Veet works for me... pain free and lasts a while...


----------



## Jungle (Mar 9, 2009)

Yeh, I've used Veet, u gotta get the timing right though...

Too little- Patchy

Too long- "f*ck that burns"

The itchyness of it growing back, outweighs the pros of having no chest hair though


----------



## Eklektik (May 15, 2009)

I just chuck it on for 6 mins, then get it off... never burned me before, Use the one for sensitive skin.... and it doesnt itch when comes back in.... not even in the crack lol


----------



## geeby112 (Mar 15, 2008)

I always use them, well i aint a hairy person to begin with but i give it a once over every 2 weeks even down below, hurts at forst but if you keep on top should be fine

!st time i used it i broke out in timy red pimples but they never returned


----------



## Bull Terrier (May 14, 2012)

I dug out this old thread regarding epilators, like Silk Epil and Satinelle, seeing as I've just bought one.

My experience is that the first time I used it it was like a combine harvester driving over me..
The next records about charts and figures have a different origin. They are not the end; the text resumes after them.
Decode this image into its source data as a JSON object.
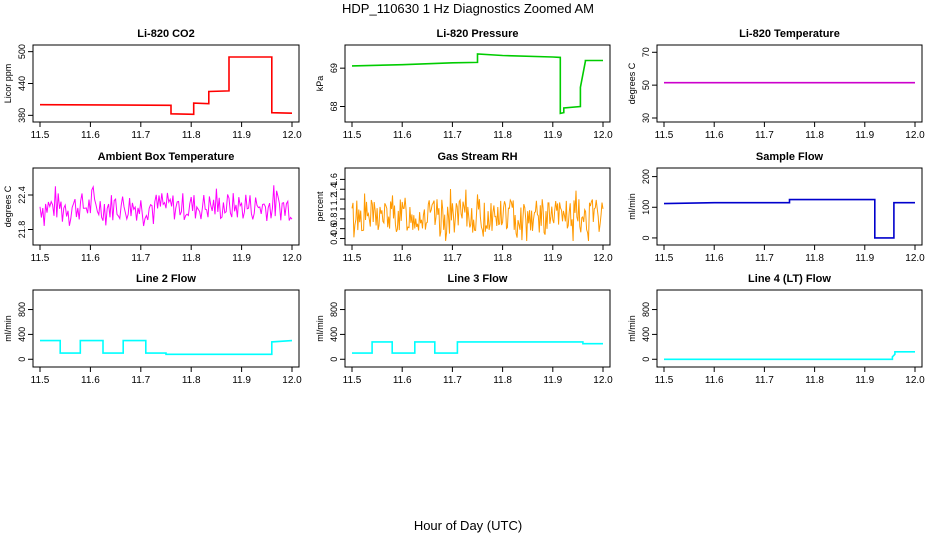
{
  "page": {
    "title": "HDP_110630  1 Hz Diagnostics Zoomed AM",
    "xlabel": "Hour of Day (UTC)"
  },
  "chart_data": [
    {
      "type": "line",
      "title": "Li-820 CO2",
      "ylabel": "Licor ppm",
      "color": "#ff0000",
      "xlim": [
        11.5,
        12.0
      ],
      "xticks": [
        "11.5",
        "11.6",
        "11.7",
        "11.8",
        "11.9",
        "12.0"
      ],
      "ylim": [
        375,
        505
      ],
      "yticks": [
        380,
        440,
        500
      ],
      "series": [
        {
          "x": [
            11.5,
            11.76,
            11.76,
            11.805,
            11.805,
            11.835,
            11.835,
            11.875,
            11.875,
            11.96,
            11.96,
            12.0
          ],
          "y": [
            400,
            399,
            383,
            382,
            403,
            402,
            425,
            426,
            490,
            490,
            385,
            384
          ]
        }
      ]
    },
    {
      "type": "line",
      "title": "Li-820 Pressure",
      "ylabel": "kPa",
      "color": "#00cc00",
      "xlim": [
        11.5,
        12.0
      ],
      "xticks": [
        "11.5",
        "11.6",
        "11.7",
        "11.8",
        "11.9",
        "12.0"
      ],
      "ylim": [
        67.7,
        69.5
      ],
      "yticks": [
        68.0,
        69.0
      ],
      "series": [
        {
          "x": [
            11.5,
            11.6,
            11.7,
            11.75,
            11.75,
            11.8,
            11.9,
            11.915,
            11.915,
            11.922,
            11.922,
            11.955,
            11.955,
            11.965,
            11.965,
            12.0
          ],
          "y": [
            69.06,
            69.09,
            69.14,
            69.15,
            69.37,
            69.33,
            69.29,
            69.28,
            67.82,
            67.84,
            67.96,
            68.0,
            68.5,
            69.18,
            69.2,
            69.2
          ]
        }
      ]
    },
    {
      "type": "line",
      "title": "Li-820 Temperature",
      "ylabel": "degrees C",
      "color": "#cc00cc",
      "xlim": [
        11.5,
        12.0
      ],
      "xticks": [
        "11.5",
        "11.6",
        "11.7",
        "11.8",
        "11.9",
        "12.0"
      ],
      "ylim": [
        30,
        72
      ],
      "yticks": [
        30,
        50,
        70
      ],
      "series": [
        {
          "x": [
            11.5,
            12.0
          ],
          "y": [
            51.5,
            51.5
          ]
        }
      ]
    },
    {
      "type": "line",
      "title": "Ambient Box Temperature",
      "ylabel": "degrees C",
      "color": "#ff00ff",
      "noise": {
        "base": 22.2,
        "amp": 0.25,
        "count": 180,
        "seed": 7
      },
      "xlim": [
        11.5,
        12.0
      ],
      "xticks": [
        "11.5",
        "11.6",
        "11.7",
        "11.8",
        "11.9",
        "12.0"
      ],
      "ylim": [
        21.6,
        22.8
      ],
      "yticks": [
        21.8,
        22.4
      ],
      "series": [
        {
          "x": [
            11.5,
            12.0
          ],
          "y": [
            22.2,
            22.2
          ]
        }
      ]
    },
    {
      "type": "line",
      "title": "Gas Stream RH",
      "ylabel": "percent",
      "color": "#ff9900",
      "noise": {
        "base": 0.85,
        "amp": 0.35,
        "count": 260,
        "seed": 13
      },
      "xlim": [
        11.5,
        12.0
      ],
      "xticks": [
        "11.5",
        "11.6",
        "11.7",
        "11.8",
        "11.9",
        "12.0"
      ],
      "ylim": [
        0.35,
        1.75
      ],
      "yticks": [
        0.4,
        0.6,
        0.8,
        1.0,
        1.2,
        1.4,
        1.6
      ],
      "series": [
        {
          "x": [
            11.5,
            12.0
          ],
          "y": [
            0.85,
            0.85
          ]
        }
      ]
    },
    {
      "type": "line",
      "title": "Sample Flow",
      "ylabel": "ml/min",
      "color": "#0000cc",
      "xlim": [
        11.5,
        12.0
      ],
      "xticks": [
        "11.5",
        "11.6",
        "11.7",
        "11.8",
        "11.9",
        "12.0"
      ],
      "ylim": [
        -10,
        215
      ],
      "yticks": [
        0,
        100,
        200
      ],
      "series": [
        {
          "x": [
            11.5,
            11.6,
            11.75,
            11.75,
            11.9,
            11.92,
            11.92,
            11.958,
            11.958,
            12.0
          ],
          "y": [
            112,
            115,
            115,
            125,
            125,
            125,
            0,
            0,
            115,
            115
          ]
        }
      ]
    },
    {
      "type": "line",
      "title": "Line 2 Flow",
      "ylabel": "ml/min",
      "color": "#00ffff",
      "xlim": [
        11.5,
        12.0
      ],
      "xticks": [
        "11.5",
        "11.6",
        "11.7",
        "11.8",
        "11.9",
        "12.0"
      ],
      "ylim": [
        -60,
        1050
      ],
      "yticks": [
        0,
        400,
        800
      ],
      "series": [
        {
          "x": [
            11.5,
            11.54,
            11.54,
            11.58,
            11.58,
            11.625,
            11.625,
            11.665,
            11.665,
            11.71,
            11.71,
            11.75,
            11.75,
            11.96,
            11.96,
            12.0
          ],
          "y": [
            300,
            300,
            100,
            100,
            300,
            300,
            100,
            100,
            300,
            300,
            100,
            100,
            80,
            80,
            280,
            300
          ]
        }
      ]
    },
    {
      "type": "line",
      "title": "Line 3 Flow",
      "ylabel": "ml/min",
      "color": "#00ffff",
      "xlim": [
        11.5,
        12.0
      ],
      "xticks": [
        "11.5",
        "11.6",
        "11.7",
        "11.8",
        "11.9",
        "12.0"
      ],
      "ylim": [
        -60,
        1050
      ],
      "yticks": [
        0,
        400,
        800
      ],
      "series": [
        {
          "x": [
            11.5,
            11.54,
            11.54,
            11.58,
            11.58,
            11.625,
            11.625,
            11.665,
            11.665,
            11.71,
            11.71,
            11.96,
            11.96,
            12.0
          ],
          "y": [
            100,
            100,
            280,
            280,
            100,
            100,
            280,
            280,
            100,
            100,
            280,
            280,
            250,
            250
          ]
        }
      ]
    },
    {
      "type": "line",
      "title": "Line 4 (LT) Flow",
      "ylabel": "ml/min",
      "color": "#00ffff",
      "xlim": [
        11.5,
        12.0
      ],
      "xticks": [
        "11.5",
        "11.6",
        "11.7",
        "11.8",
        "11.9",
        "12.0"
      ],
      "ylim": [
        -60,
        1050
      ],
      "yticks": [
        0,
        400,
        800
      ],
      "series": [
        {
          "x": [
            11.5,
            11.955,
            11.955,
            11.96,
            11.96,
            12.0
          ],
          "y": [
            0,
            0,
            40,
            80,
            120,
            120
          ]
        }
      ]
    }
  ]
}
I came out in red pimples (similar to another guy who posted on this thread), which went away after a few days.

However after a few times of using, it stops hurting and you don't get the pimples anymore. I use it all over body and the results are really excellent. I used to use a Bodygroomer, which I thought was pretty much useless and it broke quite quickly also. I don't like using razors because the hairs grow back so damn quickly. Laser scares me and costs a fortune.
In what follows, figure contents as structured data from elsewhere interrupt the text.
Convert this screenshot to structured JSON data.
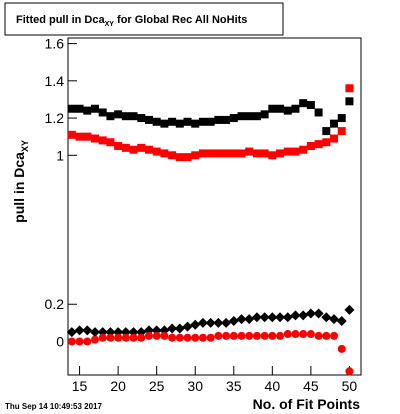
{
  "chart_data": {
    "type": "scatter",
    "title": "Fitted pull in Dca",
    "title_subscript": "XY",
    "title_rest": " for Global Rec All NoHits",
    "y_label": "pull in Dca",
    "y_label_subscript": "XY",
    "x_label": "No. of Fit Points",
    "x": [
      14,
      15,
      16,
      17,
      18,
      19,
      20,
      21,
      22,
      23,
      24,
      25,
      26,
      27,
      28,
      29,
      30,
      31,
      32,
      33,
      34,
      35,
      36,
      37,
      38,
      39,
      40,
      41,
      42,
      43,
      44,
      45,
      46,
      47,
      48,
      49,
      50
    ],
    "series": [
      {
        "color": "#000000",
        "marker": "square",
        "values": [
          1.25,
          1.25,
          1.24,
          1.25,
          1.23,
          1.21,
          1.22,
          1.21,
          1.21,
          1.2,
          1.19,
          1.18,
          1.17,
          1.18,
          1.17,
          1.18,
          1.17,
          1.18,
          1.18,
          1.19,
          1.19,
          1.2,
          1.21,
          1.21,
          1.21,
          1.22,
          1.25,
          1.25,
          1.24,
          1.25,
          1.28,
          1.27,
          1.23,
          1.13,
          1.17,
          1.2,
          1.29
        ]
      },
      {
        "color": "#ff0000",
        "marker": "square",
        "values": [
          1.11,
          1.1,
          1.1,
          1.09,
          1.08,
          1.07,
          1.05,
          1.04,
          1.03,
          1.04,
          1.03,
          1.02,
          1.01,
          1.0,
          0.99,
          0.99,
          1.0,
          1.01,
          1.01,
          1.01,
          1.01,
          1.01,
          1.01,
          1.02,
          1.01,
          1.01,
          1.0,
          1.01,
          1.02,
          1.02,
          1.03,
          1.05,
          1.06,
          1.07,
          1.09,
          1.13,
          1.36
        ]
      },
      {
        "color": "#000000",
        "marker": "diamond",
        "values": [
          0.05,
          0.06,
          0.06,
          0.05,
          0.05,
          0.05,
          0.05,
          0.05,
          0.05,
          0.05,
          0.06,
          0.06,
          0.06,
          0.07,
          0.07,
          0.08,
          0.09,
          0.1,
          0.1,
          0.1,
          0.1,
          0.11,
          0.12,
          0.12,
          0.13,
          0.13,
          0.13,
          0.13,
          0.13,
          0.14,
          0.14,
          0.15,
          0.15,
          0.13,
          0.12,
          0.11,
          0.17
        ]
      },
      {
        "color": "#ff0000",
        "marker": "circle",
        "values": [
          0,
          0,
          0,
          0.01,
          0.02,
          0.02,
          0.02,
          0.02,
          0.02,
          0.02,
          0.03,
          0.03,
          0.03,
          0.02,
          0.02,
          0.02,
          0.02,
          0.02,
          0.02,
          0.03,
          0.03,
          0.03,
          0.03,
          0.03,
          0.03,
          0.03,
          0.03,
          0.03,
          0.04,
          0.04,
          0.04,
          0.04,
          0.03,
          0.03,
          0.03,
          -0.04,
          -0.16
        ]
      }
    ],
    "xlim": [
      13.5,
      51.5
    ],
    "xticks": [
      15,
      20,
      25,
      30,
      35,
      40,
      45,
      50
    ],
    "ylim": [
      -0.18,
      1.63
    ],
    "yticks": [
      0,
      0.2,
      1,
      1.2,
      1.4,
      1.6
    ]
  },
  "footer": "Thu Sep 14 10:49:53 2017"
}
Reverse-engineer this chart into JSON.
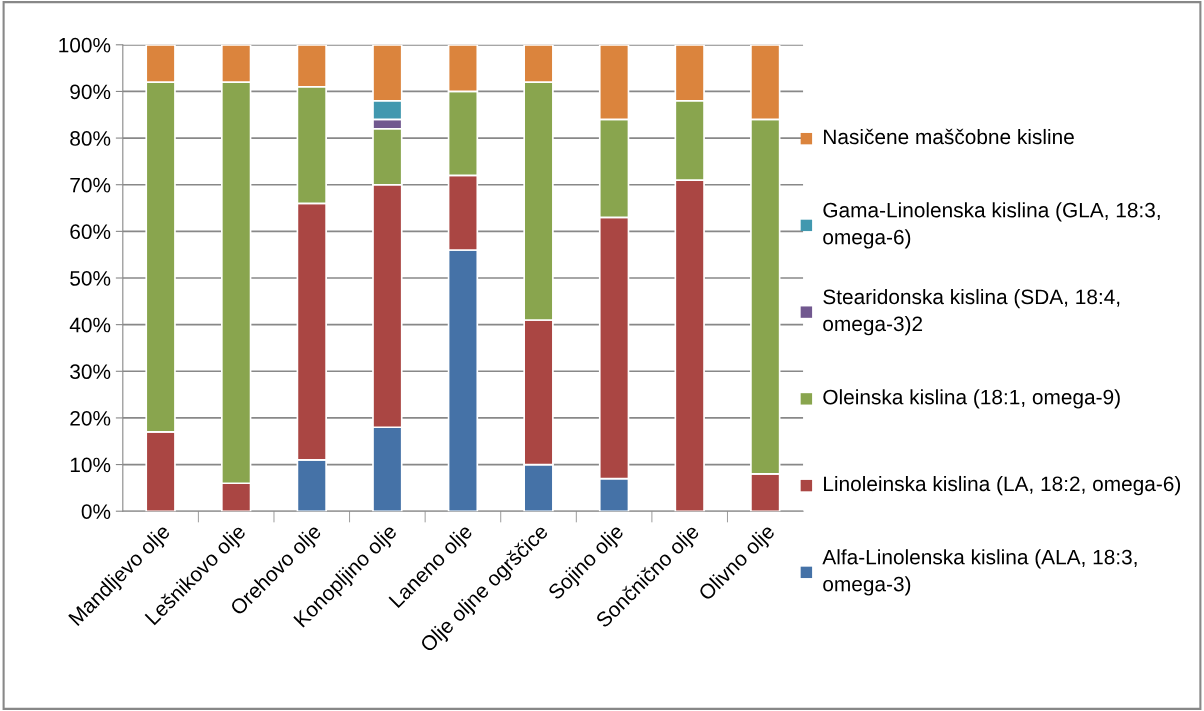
{
  "chart_data": {
    "type": "bar",
    "stacked": true,
    "categories": [
      "Mandljevo olje",
      "Lešnikovo olje",
      "Orehovo olje",
      "Konopljino olje",
      "Laneno olje",
      "Olje oljne ogrščice",
      "Sojino olje",
      "Sončnično olje",
      "Olivno olje"
    ],
    "series": [
      {
        "name": "Alfa-Linolenska kislina (ALA, 18:3, omega-3)",
        "color": "#4572a7",
        "values": [
          null,
          null,
          11,
          18,
          56,
          10,
          7,
          null,
          null
        ]
      },
      {
        "name": "Linoleinska kislina (LA, 18:2, omega-6)",
        "color": "#aa4643",
        "values": [
          17,
          6,
          55,
          52,
          16,
          31,
          56,
          71,
          8
        ]
      },
      {
        "name": "Oleinska kislina (18:1, omega-9)",
        "color": "#89a54e",
        "values": [
          75,
          86,
          25,
          12,
          18,
          51,
          21,
          17,
          76
        ]
      },
      {
        "name": "Stearidonska kislina (SDA, 18:4, omega-3)2",
        "color": "#71588f",
        "values": [
          null,
          null,
          null,
          2,
          null,
          null,
          null,
          null,
          null
        ]
      },
      {
        "name": "Gama-Linolenska kislina (GLA, 18:3, omega-6)",
        "color": "#4198af",
        "values": [
          null,
          null,
          null,
          4,
          null,
          null,
          null,
          null,
          null
        ]
      },
      {
        "name": "Nasičene maščobne kisline",
        "color": "#db843d",
        "values": [
          8,
          8,
          9,
          12,
          10,
          8,
          16,
          12,
          16
        ]
      }
    ],
    "ylim": [
      0,
      100
    ],
    "yticks": [
      {
        "value": 0,
        "label": "0%"
      },
      {
        "value": 10,
        "label": "10%"
      },
      {
        "value": 20,
        "label": "20%"
      },
      {
        "value": 30,
        "label": "30%"
      },
      {
        "value": 40,
        "label": "40%"
      },
      {
        "value": 50,
        "label": "50%"
      },
      {
        "value": 60,
        "label": "60%"
      },
      {
        "value": 70,
        "label": "70%"
      },
      {
        "value": 80,
        "label": "80%"
      },
      {
        "value": 90,
        "label": "90%"
      },
      {
        "value": 100,
        "label": "100%"
      }
    ],
    "grid": "y",
    "legend": "right"
  }
}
I highly recommend epilators, but you need to stick with them for a bit. Quite honestly I don't think that I'll use anything else for removing body hairs.


----------



## Ahal84 (Jun 2, 2010)

Wax that shet  as u said the more you shave the harder the hairs grow back.


----------



## Bull Terrier (May 14, 2012)

Ahal84 said:


> Wax that shet  as u said the more you shave the harder the hairs grow back.


If you use epilator they don't grow back harder. Many say that they grow back somewhat softer, but to be honest that hasn't really been my experience. However at the very least they don't grow back harder.


----------